Akan tetapi, satelit B2 mengalami kegagalan dan dijemput oleh STS-51A pada November 1984. Kemudian, Palapa B2P diluncurkan mengitari orbit, bergerak dari barat ke timur dengan kecepatan yang sama dengan rotasi Bumi.
Satelit B2P berada di ketinggian 36 ribu kilometer di atas khatulistiwa pada lokasi 113 BT. Lalu, pada 1996 Indonesia meluncurkan satelit Palapa C1. Satelit Palapa C1 ialah satelit komunikasi pertama yang dioperasikan oleh PT. Satelit Palapa Indonesia (Satelindo). Satelit-satelit sebelumnya sebagian besar dikelola oleh Perumtel.
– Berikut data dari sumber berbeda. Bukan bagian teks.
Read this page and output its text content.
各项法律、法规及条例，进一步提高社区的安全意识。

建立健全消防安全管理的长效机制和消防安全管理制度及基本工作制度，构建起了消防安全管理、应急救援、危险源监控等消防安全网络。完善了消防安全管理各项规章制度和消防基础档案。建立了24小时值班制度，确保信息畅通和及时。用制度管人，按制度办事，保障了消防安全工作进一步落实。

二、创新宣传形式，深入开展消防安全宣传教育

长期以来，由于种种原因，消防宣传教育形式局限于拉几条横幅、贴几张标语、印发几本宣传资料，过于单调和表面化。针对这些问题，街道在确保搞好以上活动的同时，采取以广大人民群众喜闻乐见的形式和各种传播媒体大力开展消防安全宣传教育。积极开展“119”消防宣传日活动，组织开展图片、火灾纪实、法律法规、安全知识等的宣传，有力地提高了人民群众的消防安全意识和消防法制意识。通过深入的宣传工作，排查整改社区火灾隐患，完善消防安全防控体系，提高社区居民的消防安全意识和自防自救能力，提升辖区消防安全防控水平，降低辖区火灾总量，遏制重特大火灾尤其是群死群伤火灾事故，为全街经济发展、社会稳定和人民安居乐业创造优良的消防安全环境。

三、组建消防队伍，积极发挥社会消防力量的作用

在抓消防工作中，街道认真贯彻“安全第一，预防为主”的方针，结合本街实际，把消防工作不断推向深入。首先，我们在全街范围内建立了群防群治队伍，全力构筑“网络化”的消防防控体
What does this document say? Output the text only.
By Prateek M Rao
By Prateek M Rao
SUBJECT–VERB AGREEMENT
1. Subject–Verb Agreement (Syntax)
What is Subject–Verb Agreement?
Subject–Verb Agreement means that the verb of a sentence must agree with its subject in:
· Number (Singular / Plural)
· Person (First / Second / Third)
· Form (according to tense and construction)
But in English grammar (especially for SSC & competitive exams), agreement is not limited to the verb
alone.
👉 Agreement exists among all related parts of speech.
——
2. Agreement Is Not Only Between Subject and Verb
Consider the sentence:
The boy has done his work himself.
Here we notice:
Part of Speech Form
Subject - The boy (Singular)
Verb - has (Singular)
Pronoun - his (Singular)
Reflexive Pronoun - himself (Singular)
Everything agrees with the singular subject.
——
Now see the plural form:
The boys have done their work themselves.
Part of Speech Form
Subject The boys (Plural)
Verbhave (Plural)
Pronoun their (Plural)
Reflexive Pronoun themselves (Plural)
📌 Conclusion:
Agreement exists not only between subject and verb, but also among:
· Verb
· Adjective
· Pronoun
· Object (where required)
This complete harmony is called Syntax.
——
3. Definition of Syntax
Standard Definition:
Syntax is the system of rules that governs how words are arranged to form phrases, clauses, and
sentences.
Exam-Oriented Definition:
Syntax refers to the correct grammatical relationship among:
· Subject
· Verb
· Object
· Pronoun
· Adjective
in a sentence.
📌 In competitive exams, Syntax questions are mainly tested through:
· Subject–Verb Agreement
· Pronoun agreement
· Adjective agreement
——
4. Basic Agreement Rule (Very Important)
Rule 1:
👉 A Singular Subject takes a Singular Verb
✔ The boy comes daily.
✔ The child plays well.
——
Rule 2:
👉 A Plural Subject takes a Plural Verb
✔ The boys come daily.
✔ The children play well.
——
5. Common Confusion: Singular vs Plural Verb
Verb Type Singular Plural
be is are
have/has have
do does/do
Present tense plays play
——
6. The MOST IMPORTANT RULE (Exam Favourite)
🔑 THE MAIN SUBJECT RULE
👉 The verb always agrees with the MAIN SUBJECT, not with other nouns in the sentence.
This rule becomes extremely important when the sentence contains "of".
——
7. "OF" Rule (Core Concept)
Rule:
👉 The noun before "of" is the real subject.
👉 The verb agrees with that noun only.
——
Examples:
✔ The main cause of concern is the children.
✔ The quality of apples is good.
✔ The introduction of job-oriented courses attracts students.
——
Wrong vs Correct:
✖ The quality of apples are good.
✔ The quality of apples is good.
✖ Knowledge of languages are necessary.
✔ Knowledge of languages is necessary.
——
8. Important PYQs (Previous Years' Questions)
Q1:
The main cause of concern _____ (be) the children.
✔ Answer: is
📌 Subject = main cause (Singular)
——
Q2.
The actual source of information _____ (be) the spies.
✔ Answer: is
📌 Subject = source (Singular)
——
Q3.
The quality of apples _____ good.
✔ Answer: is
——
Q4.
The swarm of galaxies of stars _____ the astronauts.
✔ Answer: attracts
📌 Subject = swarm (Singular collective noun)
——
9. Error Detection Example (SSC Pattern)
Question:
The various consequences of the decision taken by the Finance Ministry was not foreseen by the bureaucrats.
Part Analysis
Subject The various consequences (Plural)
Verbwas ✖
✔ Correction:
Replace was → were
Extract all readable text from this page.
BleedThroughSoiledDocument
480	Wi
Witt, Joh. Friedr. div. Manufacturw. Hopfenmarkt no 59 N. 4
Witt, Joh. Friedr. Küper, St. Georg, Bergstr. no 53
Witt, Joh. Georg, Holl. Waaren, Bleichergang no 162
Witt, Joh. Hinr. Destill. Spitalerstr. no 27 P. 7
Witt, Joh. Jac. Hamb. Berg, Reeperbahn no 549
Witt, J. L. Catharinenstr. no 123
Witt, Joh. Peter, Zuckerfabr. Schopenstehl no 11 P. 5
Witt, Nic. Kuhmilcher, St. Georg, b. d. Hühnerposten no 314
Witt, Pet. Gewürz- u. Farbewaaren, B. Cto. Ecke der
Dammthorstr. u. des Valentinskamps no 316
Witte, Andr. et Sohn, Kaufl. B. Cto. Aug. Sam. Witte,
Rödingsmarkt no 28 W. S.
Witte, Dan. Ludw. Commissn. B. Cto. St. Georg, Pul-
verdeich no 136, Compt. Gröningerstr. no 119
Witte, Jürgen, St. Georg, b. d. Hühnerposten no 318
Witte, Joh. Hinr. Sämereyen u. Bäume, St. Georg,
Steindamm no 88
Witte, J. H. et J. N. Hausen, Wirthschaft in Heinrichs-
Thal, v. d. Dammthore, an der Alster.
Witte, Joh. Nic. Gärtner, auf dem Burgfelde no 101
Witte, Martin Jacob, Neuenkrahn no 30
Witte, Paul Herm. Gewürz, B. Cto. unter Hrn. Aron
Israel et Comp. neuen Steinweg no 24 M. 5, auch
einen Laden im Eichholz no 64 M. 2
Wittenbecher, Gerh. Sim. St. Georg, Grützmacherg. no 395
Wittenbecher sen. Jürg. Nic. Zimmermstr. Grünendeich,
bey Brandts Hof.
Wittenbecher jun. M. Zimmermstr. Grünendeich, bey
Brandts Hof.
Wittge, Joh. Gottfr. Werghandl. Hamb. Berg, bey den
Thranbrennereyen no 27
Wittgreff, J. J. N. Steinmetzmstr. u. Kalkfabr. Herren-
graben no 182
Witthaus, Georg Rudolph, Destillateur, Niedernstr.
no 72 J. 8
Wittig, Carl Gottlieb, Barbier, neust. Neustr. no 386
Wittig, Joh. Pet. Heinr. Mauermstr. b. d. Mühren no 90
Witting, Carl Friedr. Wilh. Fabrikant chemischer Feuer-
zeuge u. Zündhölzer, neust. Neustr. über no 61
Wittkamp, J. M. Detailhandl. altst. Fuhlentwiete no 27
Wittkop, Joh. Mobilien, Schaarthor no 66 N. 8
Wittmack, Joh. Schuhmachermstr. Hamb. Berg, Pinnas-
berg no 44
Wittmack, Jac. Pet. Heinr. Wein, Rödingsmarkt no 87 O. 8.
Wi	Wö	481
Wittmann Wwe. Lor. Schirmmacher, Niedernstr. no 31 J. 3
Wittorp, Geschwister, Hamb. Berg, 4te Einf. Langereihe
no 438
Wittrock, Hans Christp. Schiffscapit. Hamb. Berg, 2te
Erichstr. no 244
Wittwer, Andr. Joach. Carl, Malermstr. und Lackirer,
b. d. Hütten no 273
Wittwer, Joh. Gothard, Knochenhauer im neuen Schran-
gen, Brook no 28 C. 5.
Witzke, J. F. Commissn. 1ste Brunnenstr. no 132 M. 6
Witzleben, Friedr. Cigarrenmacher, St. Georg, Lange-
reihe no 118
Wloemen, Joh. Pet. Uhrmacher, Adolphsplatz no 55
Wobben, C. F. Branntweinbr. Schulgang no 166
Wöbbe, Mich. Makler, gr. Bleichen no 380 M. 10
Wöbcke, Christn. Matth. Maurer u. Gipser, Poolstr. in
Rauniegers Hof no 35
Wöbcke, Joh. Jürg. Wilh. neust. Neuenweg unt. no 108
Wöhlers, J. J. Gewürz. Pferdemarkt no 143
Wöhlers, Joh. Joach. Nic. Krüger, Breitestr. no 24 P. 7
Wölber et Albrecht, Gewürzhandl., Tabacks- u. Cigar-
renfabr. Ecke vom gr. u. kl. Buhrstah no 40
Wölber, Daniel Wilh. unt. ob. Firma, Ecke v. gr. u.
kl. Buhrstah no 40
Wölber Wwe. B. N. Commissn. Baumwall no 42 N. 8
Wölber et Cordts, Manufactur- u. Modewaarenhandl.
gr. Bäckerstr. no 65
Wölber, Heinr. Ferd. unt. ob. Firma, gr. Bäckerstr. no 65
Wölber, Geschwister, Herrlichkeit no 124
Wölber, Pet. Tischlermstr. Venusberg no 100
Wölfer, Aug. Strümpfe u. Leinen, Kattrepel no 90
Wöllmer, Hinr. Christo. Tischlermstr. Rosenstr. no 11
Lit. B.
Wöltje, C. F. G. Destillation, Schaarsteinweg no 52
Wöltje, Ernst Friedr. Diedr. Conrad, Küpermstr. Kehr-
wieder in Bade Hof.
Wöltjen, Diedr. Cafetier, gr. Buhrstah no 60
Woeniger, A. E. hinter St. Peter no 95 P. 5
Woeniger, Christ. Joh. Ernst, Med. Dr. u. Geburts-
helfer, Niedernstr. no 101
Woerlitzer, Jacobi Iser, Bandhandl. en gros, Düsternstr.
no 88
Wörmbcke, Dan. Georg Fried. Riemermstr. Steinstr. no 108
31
Palapa C1 dibuat oleh Hughes, Amerika Serikat, AS dan diluncurkan pada 31 Januari 1996 di Kennedy Space Center, Tanjung Canaveral (LC-36B) AS. Diluncurkan memanfaatkan roket Atlas 2AS.
Satelit tersebut dimaksudkan untuk mengganti satelit Palapa B4 pada Orbit Geo Stasioner slot 113 BT dengan rentang operasi selama 7 tahun, tetapi terjadi kegagalan pengisian baterai pada 24 November 1998.